Einst hatte die Stadt als eine ebenbürtige Macht sich mit den Erzbischöfen verbündet, um Friedensstörer oder beeinträchtigende Gegner zu bekämpfen. Viele Fehden hatte die Stadt allein geführt, so mit dem Ritter Johann von dem Steine, mit dem Ritter Emerich Rudel von Reiffenberg, mit dem Knappen Rüdiger von Wanscheid, mit dem Grafen Gerhard VI. von Diez. Rasch und roh war die Bevölkerung, aber voll Kraft. Corz Noide, ein Bürgermeister von Limburg, führte einst in Person einen Dieb auf der Mauer zum Katzenturm. Als sie bei der Dietzer Pforte waren, sprang der Dieb, den Bürgermeister mir sich reißend, die Mauer hinunter. Der Bürgermeister starb nach acht Tagen, der Dieb wurde sofort gehängt, weil er sonst ehrlich gestorben wäre.

Warum, fragte sich oft der nachdenkliche Schilderer seiner Zeit, Johannes Mechtel, ist die blühende Stadt so sehr herabgekommen? Es möchte sein, daß das Stift zu einem Teil den städtischen Reichtum aufgesogen habe, da die Patrizier nicht müde wurden, es mit Altären und Stiftungen zu begaben; dann sei der Adel nach dem Aussterben der Isenburger weggezogen und habe der Stadt Limburg ihre verfallenden Mauern und die Namen ihrer Höfe überlassen. Er führt den Westerburger, den Ottensteiner Garten an, die Gärten der Spechten von Bubenheim, der Diez, der von Staffel, der Reiffenberger, der Kronberger, der Wanscheid, der Walderdorff: leere Häuser, verwildernde Stätten. Die Sage bildete sich, daß angesehene Geschlechter nach Frankfurt gezogen wären und dadurch den Aufschwung Frankfurts bewirkt hätten, wovon noch das Haus Lympurg in Frankfurt, das Gesellschaftshaus der vornehmen Frankfurter neben dem Römer, Zeugnis ablege.
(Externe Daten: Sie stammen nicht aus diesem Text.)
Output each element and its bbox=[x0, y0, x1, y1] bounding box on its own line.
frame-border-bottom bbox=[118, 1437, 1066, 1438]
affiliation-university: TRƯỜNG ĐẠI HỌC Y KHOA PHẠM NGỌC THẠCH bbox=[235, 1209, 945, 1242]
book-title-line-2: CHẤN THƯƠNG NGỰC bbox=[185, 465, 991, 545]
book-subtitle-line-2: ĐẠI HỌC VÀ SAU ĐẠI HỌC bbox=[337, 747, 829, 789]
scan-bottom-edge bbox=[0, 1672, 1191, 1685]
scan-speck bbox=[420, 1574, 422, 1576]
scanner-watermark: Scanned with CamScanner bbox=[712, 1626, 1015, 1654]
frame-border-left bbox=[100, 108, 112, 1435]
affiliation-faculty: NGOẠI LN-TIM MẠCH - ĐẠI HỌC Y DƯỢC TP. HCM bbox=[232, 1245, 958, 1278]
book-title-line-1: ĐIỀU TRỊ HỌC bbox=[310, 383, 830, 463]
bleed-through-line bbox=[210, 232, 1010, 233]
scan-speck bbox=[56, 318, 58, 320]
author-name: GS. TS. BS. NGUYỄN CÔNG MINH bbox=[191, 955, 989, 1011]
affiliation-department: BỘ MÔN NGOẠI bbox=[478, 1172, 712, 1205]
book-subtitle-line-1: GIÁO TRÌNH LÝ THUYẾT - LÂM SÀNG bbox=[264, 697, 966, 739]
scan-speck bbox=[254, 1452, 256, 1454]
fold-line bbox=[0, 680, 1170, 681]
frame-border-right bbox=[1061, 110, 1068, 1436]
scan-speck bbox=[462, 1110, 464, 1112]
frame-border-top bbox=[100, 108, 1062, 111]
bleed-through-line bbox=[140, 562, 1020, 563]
Andere Familien wären verarmt und unter die Bürger gesunken; aber doch, wenn der Chronist die Menge der einst in Limburg blühenden reichen Geschlechter bedenkt, so kann er nicht fassen, wohin sie alle mit Gut und Blut gekommen sein sollen? Er führt noch viele Namen von altem edlen Klange an; ist es wahr, wie man sagt, daß sie nach einem großen Brande ausgewandert sind? Es will ihn bedünken, daß es damit nach dem Laufe der Natur oder nach dem Worte der Schrift gegangen sei, daß der Mensch aufgehe und hinfalle wie eine Blume; so wären auch diese gestorben und verdorben. »vor Zeiten waren sie an Stamm und Namen, von Ehren und Gut berumt und weit bekant, jetzo seint nit wol die malzeiten irer haus und hof zu finden.«

So viel ist gewiß, daß in der Umgegend von Frankfurt schwerlich eine andere Stadt durch Handel hochkommen konnte, und daß anderseits eine auf Ackerbau angewiesene Stadt verarmen und bedeutungslos werden mußte, als die Nation von der Naturalwirtschaft zur Geldwirtschaft überging.

An die starken, stolzen und wilden Zeiten Limburgs erinnern nur noch der Dom und die Burg und die steinerne Brücke, unter der die Lahn sich um den Fuß des Felsens biegt.